Happen Business' technical director, Paul Berger, has had a fairly meaty history in IT. Entering the industry with an electronic background, he is responsible for building a popular kit computer in the mid-1980s - the Applix 1616 - and the partner he built it with is now a co-maintainer of both the ext3 file system and the Linux kernel. His hardware business was responsible for most Netcomm repairs thanks to Berger's relationship with Netcomm managing director, David Stewart, and his Jim2 software is popular amongst IT shops handling multiple repairs.
We speak with Berger in the lead-up to Happen's 10th anniversary about the Applix 1616, gaining experience while self-employed and the key skills he looks for in up-and-coming IT workers.
Hi Paul, can you provide a brief history of your career in IT?
It literally goes back to the very late 70s and early 80s; back in the day when you really built your own computers. I came from an electronics background and at that point in time, the place to work was Dicksmith Electronics so my first job was there. After that I formed Applix with my business partner, Andrew Morton, where we used to build and design peripheral cards for Apple computers.
Back in those days - around 1986 - for some bizarre reason we decided we'd actually build a computer from scratch, designing the electronics as well as writing the software and the actual operating system. The Applix 1616 was quite popular – we sold about 500 of them – and we had it published in Electronics Today International over about eight months. My partner back then, Andrew Morton, is now the keeper of the Linux kernel.
I sold that company and then I started a very low-level hardware servicing company called P2 Computing, in about 1988. I had that company for about 12 to 13 years and had about 35 engineers. We used to do data recovery and hardware repairs. Back then we were managing 3000-4000 active service jobs at any one time, so it was a real handful.
I wrote some software to handle that. For no particular reason I called it Jim [Job Information Management] and we used that internally for 12 years for all our job tracking, invoice, workflow and business processes. Originally that was a DOS application.

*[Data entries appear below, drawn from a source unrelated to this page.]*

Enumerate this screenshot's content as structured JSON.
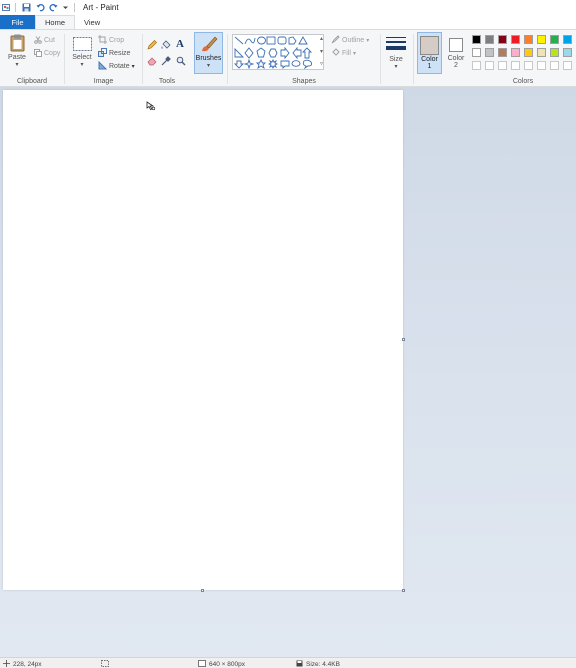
{
  "window": {
    "title": "Art - Paint"
  },
  "tabs": {
    "file": "File",
    "home": "Home",
    "view": "View"
  },
  "clipboard": {
    "paste": "Paste",
    "cut": "Cut",
    "copy": "Copy",
    "label": "Clipboard"
  },
  "image": {
    "select": "Select",
    "crop": "Crop",
    "resize": "Resize",
    "rotate": "Rotate",
    "label": "Image"
  },
  "tools": {
    "label": "Tools",
    "text_glyph": "A"
  },
  "brushes": {
    "label": "Brushes"
  },
  "shapes": {
    "outline": "Outline",
    "fill": "Fill",
    "label": "Shapes"
  },
  "size": {
    "label": "Size"
  },
  "color1": {
    "label": "Color",
    "num": "1",
    "value": "#d5ccc5"
  },
  "color2": {
    "label": "Color",
    "num": "2",
    "value": "#ffffff"
  },
  "colors": {
    "label": "Colors",
    "row1": [
      "#000000",
      "#7f7f7f",
      "#880015",
      "#ed1c24",
      "#ff7f27",
      "#fff200",
      "#22b14c",
      "#00a2e8"
    ],
    "row2": [
      "#ffffff",
      "#c3c3c3",
      "#b97a57",
      "#ffaec9",
      "#ffc90e",
      "#efe4b0",
      "#b5e61d",
      "#99d9ea"
    ],
    "row3": [
      "#ffffff",
      "#ffffff",
      "#ffffff",
      "#ffffff",
      "#ffffff",
      "#ffffff",
      "#ffffff",
      "#ffffff"
    ]
  },
  "status": {
    "cursor_pos": "228, 24px",
    "selection_size": "",
    "canvas_size": "640 × 800px",
    "file_size": "Size: 4.4KB"
  }
}
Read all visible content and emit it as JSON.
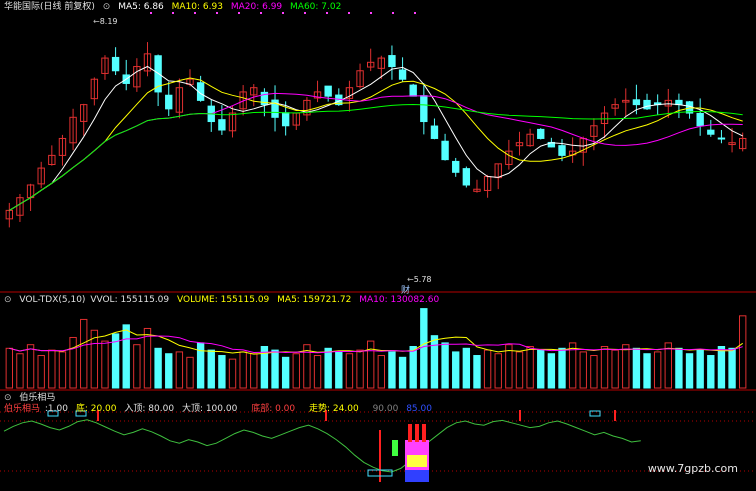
{
  "main_header": {
    "title": "华能国际(日线 前复权)",
    "ma5": "MA5: 6.86",
    "ma10": "MA10: 6.93",
    "ma20": "MA20: 6.99",
    "ma60": "MA60: 7.02"
  },
  "vol_header": {
    "name": "VOL-TDX(5,10)",
    "vvol": "VVOL: 155115.09",
    "volume": "VOLUME: 155115.09",
    "ma5": "MA5: 159721.72",
    "ma10": "MA10: 130082.60"
  },
  "ind_header": {
    "name": "伯乐相马",
    "sub": "伯乐相马",
    "v1": ":1.00",
    "di": "底: 20.00",
    "ru": "入顶: 80.00",
    "da": "大顶: 100.00",
    "dibu": "底部: 0.00",
    "zoushi": "走势: 24.00",
    "n90": "90.00",
    "n85": "85.00"
  },
  "annotations": {
    "high_label": "8.19",
    "low_label": "5.78",
    "cai_label": "财",
    "watermark": "www.7gpzb.com"
  },
  "colors": {
    "up": "#e03030",
    "down": "#54ffff",
    "ma5": "#ffffff",
    "ma10": "#ffff00",
    "ma20": "#ff00ff",
    "ma60": "#00ff00",
    "ind_line": "#3fbf3f",
    "panel_border": "#b40000"
  },
  "chart_data": [
    {
      "type": "candlestick",
      "title": "华能国际(日线 前复权)",
      "series": [
        {
          "name": "MA5",
          "value": 6.86
        },
        {
          "name": "MA10",
          "value": 6.93
        },
        {
          "name": "MA20",
          "value": 6.99
        },
        {
          "name": "MA60",
          "value": 7.02
        }
      ],
      "closes": [
        6.05,
        6.2,
        6.35,
        6.55,
        6.7,
        6.9,
        7.15,
        7.3,
        7.6,
        7.85,
        7.7,
        7.55,
        7.75,
        7.9,
        7.45,
        7.25,
        7.5,
        7.6,
        7.35,
        7.1,
        7.0,
        7.2,
        7.45,
        7.5,
        7.3,
        7.15,
        7.05,
        7.2,
        7.35,
        7.45,
        7.4,
        7.3,
        7.5,
        7.7,
        7.8,
        7.85,
        7.75,
        7.6,
        7.4,
        7.1,
        6.9,
        6.65,
        6.5,
        6.35,
        6.3,
        6.45,
        6.6,
        6.75,
        6.85,
        6.95,
        6.9,
        6.8,
        6.7,
        6.75,
        6.9,
        7.05,
        7.2,
        7.3,
        7.35,
        7.3,
        7.25,
        7.3,
        7.35,
        7.3,
        7.2,
        7.05,
        6.95,
        6.9,
        6.85,
        6.9
      ],
      "high": 8.19,
      "low": 5.78
    },
    {
      "type": "bar",
      "title": "VOL-TDX(5,10)",
      "series": [
        {
          "name": "VVOL",
          "value": 155115.09
        },
        {
          "name": "VOLUME",
          "value": 155115.09
        },
        {
          "name": "MA5",
          "value": 159721.72
        },
        {
          "name": "MA10",
          "value": 130082.6
        }
      ],
      "values": [
        110,
        95,
        120,
        90,
        105,
        100,
        140,
        190,
        160,
        130,
        150,
        175,
        120,
        165,
        110,
        95,
        100,
        85,
        125,
        105,
        90,
        80,
        100,
        95,
        115,
        105,
        85,
        95,
        120,
        90,
        110,
        100,
        95,
        105,
        130,
        90,
        100,
        85,
        115,
        220,
        145,
        125,
        100,
        110,
        90,
        105,
        95,
        120,
        100,
        115,
        105,
        95,
        110,
        125,
        100,
        90,
        115,
        105,
        120,
        110,
        95,
        100,
        125,
        110,
        95,
        105,
        90,
        115,
        110,
        200
      ]
    },
    {
      "type": "line",
      "title": "伯乐相马",
      "series": [
        {
          "name": "伯乐相马",
          "value": 1.0
        },
        {
          "name": "底",
          "value": 20.0
        },
        {
          "name": "入顶",
          "value": 80.0
        },
        {
          "name": "大顶",
          "value": 100.0
        },
        {
          "name": "底部",
          "value": 0.0
        },
        {
          "name": "走势",
          "value": 24.0
        }
      ],
      "values": [
        78,
        86,
        92,
        95,
        90,
        84,
        80,
        86,
        94,
        97,
        92,
        85,
        78,
        72,
        76,
        82,
        77,
        70,
        62,
        58,
        64,
        60,
        54,
        58,
        66,
        74,
        80,
        76,
        70,
        66,
        72,
        78,
        84,
        88,
        82,
        74,
        64,
        52,
        38,
        26,
        18,
        12,
        10,
        16,
        28,
        44,
        60,
        72,
        84,
        92,
        95,
        90,
        88,
        94,
        96,
        92,
        88,
        84,
        86,
        92,
        95,
        90,
        84,
        78,
        72,
        76,
        70,
        66,
        60,
        62
      ]
    }
  ]
}
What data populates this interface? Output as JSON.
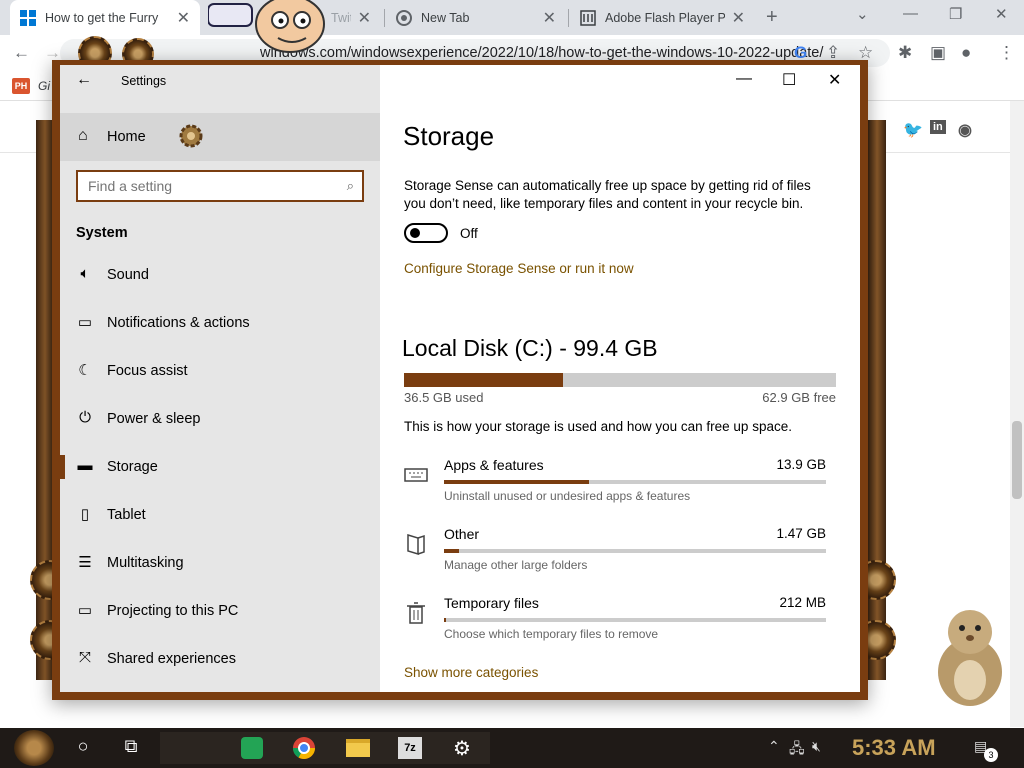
{
  "browser": {
    "tabs": [
      {
        "title": "How to get the Furry",
        "active": true
      },
      {
        "title": "Twit",
        "active": false
      },
      {
        "title": "New Tab",
        "active": false
      },
      {
        "title": "Adobe Flash Player P",
        "active": false
      }
    ],
    "url_main": "windows.com/windowsexperience/2022/10/18/how-to-get-the-windows-10-2022-update/",
    "bookmark_label": "Gi",
    "bookmark_badge": "PH"
  },
  "settings": {
    "window_title": "Settings",
    "home_label": "Home",
    "search_placeholder": "Find a setting",
    "section_label": "System",
    "nav_items": [
      {
        "label": "Sound",
        "icon": "speaker-icon",
        "selected": false
      },
      {
        "label": "Notifications & actions",
        "icon": "notification-icon",
        "selected": false
      },
      {
        "label": "Focus assist",
        "icon": "moon-icon",
        "selected": false
      },
      {
        "label": "Power & sleep",
        "icon": "power-icon",
        "selected": false
      },
      {
        "label": "Storage",
        "icon": "storage-icon",
        "selected": true
      },
      {
        "label": "Tablet",
        "icon": "tablet-icon",
        "selected": false
      },
      {
        "label": "Multitasking",
        "icon": "multitasking-icon",
        "selected": false
      },
      {
        "label": "Projecting to this PC",
        "icon": "projecting-icon",
        "selected": false
      },
      {
        "label": "Shared experiences",
        "icon": "shared-icon",
        "selected": false
      }
    ],
    "page_title": "Storage",
    "storage_sense_text": "Storage Sense can automatically free up space by getting rid of files you don’t need, like temporary files and content in your recycle bin.",
    "toggle_state": "Off",
    "configure_link": "Configure Storage Sense or run it now",
    "disk_title": "Local Disk (C:) - 99.4 GB",
    "disk_used_label": "36.5 GB used",
    "disk_free_label": "62.9 GB free",
    "disk_used_fraction": 0.367,
    "disk_description": "This is how your storage is used and how you can free up space.",
    "categories": [
      {
        "name": "Apps & features",
        "size": "13.9 GB",
        "desc": "Uninstall unused or undesired apps & features",
        "fraction": 0.38,
        "icon": "keyboard-icon"
      },
      {
        "name": "Other",
        "size": "1.47 GB",
        "desc": "Manage other large folders",
        "fraction": 0.04,
        "icon": "folder-icon"
      },
      {
        "name": "Temporary files",
        "size": "212 MB",
        "desc": "Choose which temporary files to remove",
        "fraction": 0.006,
        "icon": "trash-icon"
      }
    ],
    "show_more_link": "Show more categories"
  },
  "taskbar": {
    "clock": "5:33 AM",
    "notification_count": "3"
  },
  "colors": {
    "accent": "#7a3d10",
    "link": "#7a5200",
    "taskbar": "#1f1a17",
    "clock": "#c8a35a"
  }
}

Around 2000, Windows was really making strides, Y2K was about to hit so I had to rewrite the software as a Windows program. I decided to do it in a generic fashion, so it wasn't proprietary, and it really turned out well. I had an opportunity to sell off the hardware company, so I pulled Jim out, commercialised it as Jim2 and created Happen. The software was very service-oriented, good stock control, so we made it much more generic so it would suit different industries but it always had that business process and workflow mentality built in from day one.
We continued to develop the software, and it's become extremely popular in the IT industry, mainly because it handles all the things the IT guys do. A few years back we enabled it for e-business, so you can interface your website or get all the feeds from Ingram and Dicker Data in an ERP package. We had Leading Edge Computers adopt it as their standard platform with 80 computers using it.
Happen has had steady and reasonable growth, but especially in the last two or three years it's really gone through the roof and we're quite literally having trouble keeping up with it. We spend an awful lot of money developing the product, so at least once or twice a year we come out with a pretty significant update.
What caused you to get into IT in the first place?
I was into electronics back then. You couldn't go buy a computer then, but I met this guy who had one and it just kind of clicked – I just got it instantly. There was no motivation in terms of money or career, it's just what I wanted to do.
I guess it was just really a good combination of electronics and logic. It only took me a couple of weeks and I just got it.